Nebraska currently exchanges local electricity rate payers’ dollars for Wyoming coal, but coal is exploiting Nebraska’s water. And perhaps more unsettling is that Nebraska sells about 25 percent of its generated electricity out of state according to the most current U.S. Department of Energy EIA (Energy Information Association) report. That means Nebraska’s ratepayers and taxpayers bear the liability cost of dirty air and water for exported electricity. Nebraska’s power generators sell their excess power to Kansas and surrounding states — often at a loss — and then Kansas turns around and sues Nebraska for our water. For instance, Nebraska Public Power District’s (NPPD) Gerald Gentleman facility, a 1,365 megawatt coal generation unit at Sutherland, Neb., is in the middle of an over-appropriated Natural Resources District putting that plant in conflict with Nebraska’s farmers competing for the same water.
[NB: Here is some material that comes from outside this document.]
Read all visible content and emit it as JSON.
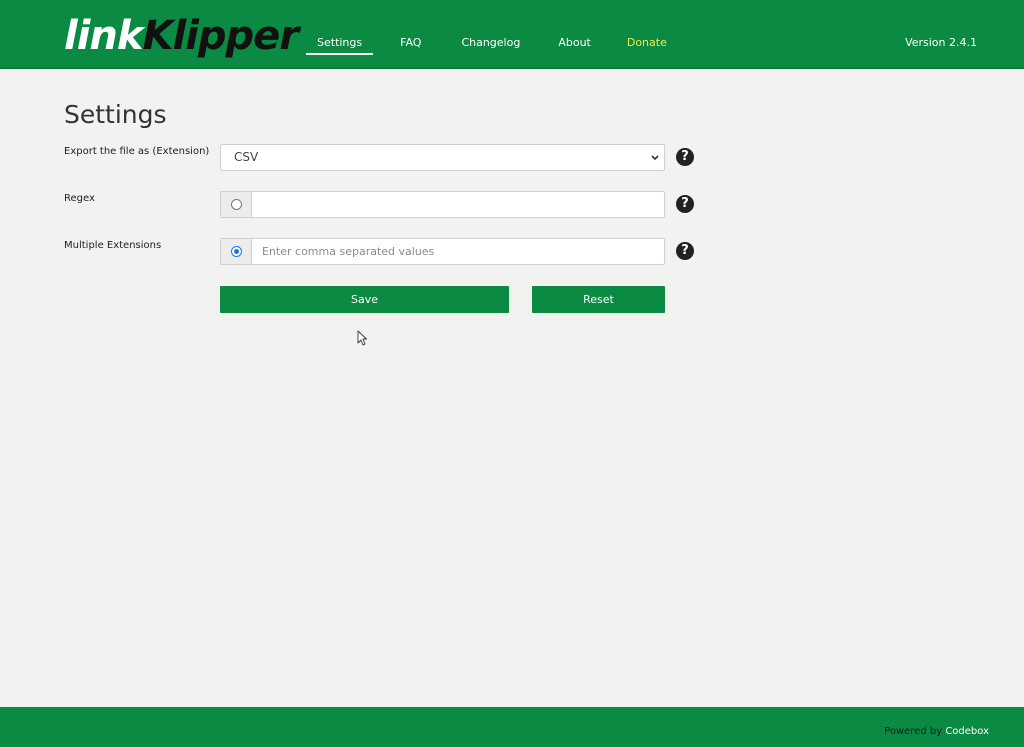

NPPD says their cost of power generation is between 3-4 cents per kWh. Lincoln Electric System (LES) bought power from the Petersburg, Neb., wind farm for four cents per kWh. Testimony in legislative hearings by wind representatives stated the generation cost of wind farms were about 3.5 cents per kWh, validating wind can produce power in line with Public Power’s cost assumptions from coal and nuclear.

Nebraska has 6,000 megawatts of power generation. The National Renewable Energy Lab (NREL) shows Nebraska could build 3,000-4,000 megawatts of wind farms. Admittedly, wind is an inconsistent power source. But, if wind is at kw/hour parity with coal, then simple supply and demand principles mean if Nebraska brought online 50 percent more power generation, the price goes down. When the wind does blow, the supply of electricity from the wind farms also drives prices down. Electricity, regardless of how it’s generated, is a commodity.

What have gone up are public power’s overhead costs. Nebraska’s consumers have seen a 50 percent increase in rates across the state over the past five years while the price of electricity generated from wind, coal and natural gas has been static.

It’s important for us to consider a new way of thinking about energy; One that gives Nebraska a chance to preserve its water supply and keep Nebraska ratepayers’ money in the state by moving more of our power generation away from thermal coal generation to mechanical wind generation. This will preserve Nebraska’s water to meet federal endangered species demands and meet the LB962 mandate to return the Platte River to 1997 flow levels. New thinking about wind also can meet our interstate water compact legal requirements, provide drinking water for our residents and protect our agriculture economy and the state’s 120,000 irrigation wells. Our energy policy is our water policy.

Gary Aksamit, a native of Bruning, Nebraska, is an energy broker and a developer of small and large wind projects in Nebraska.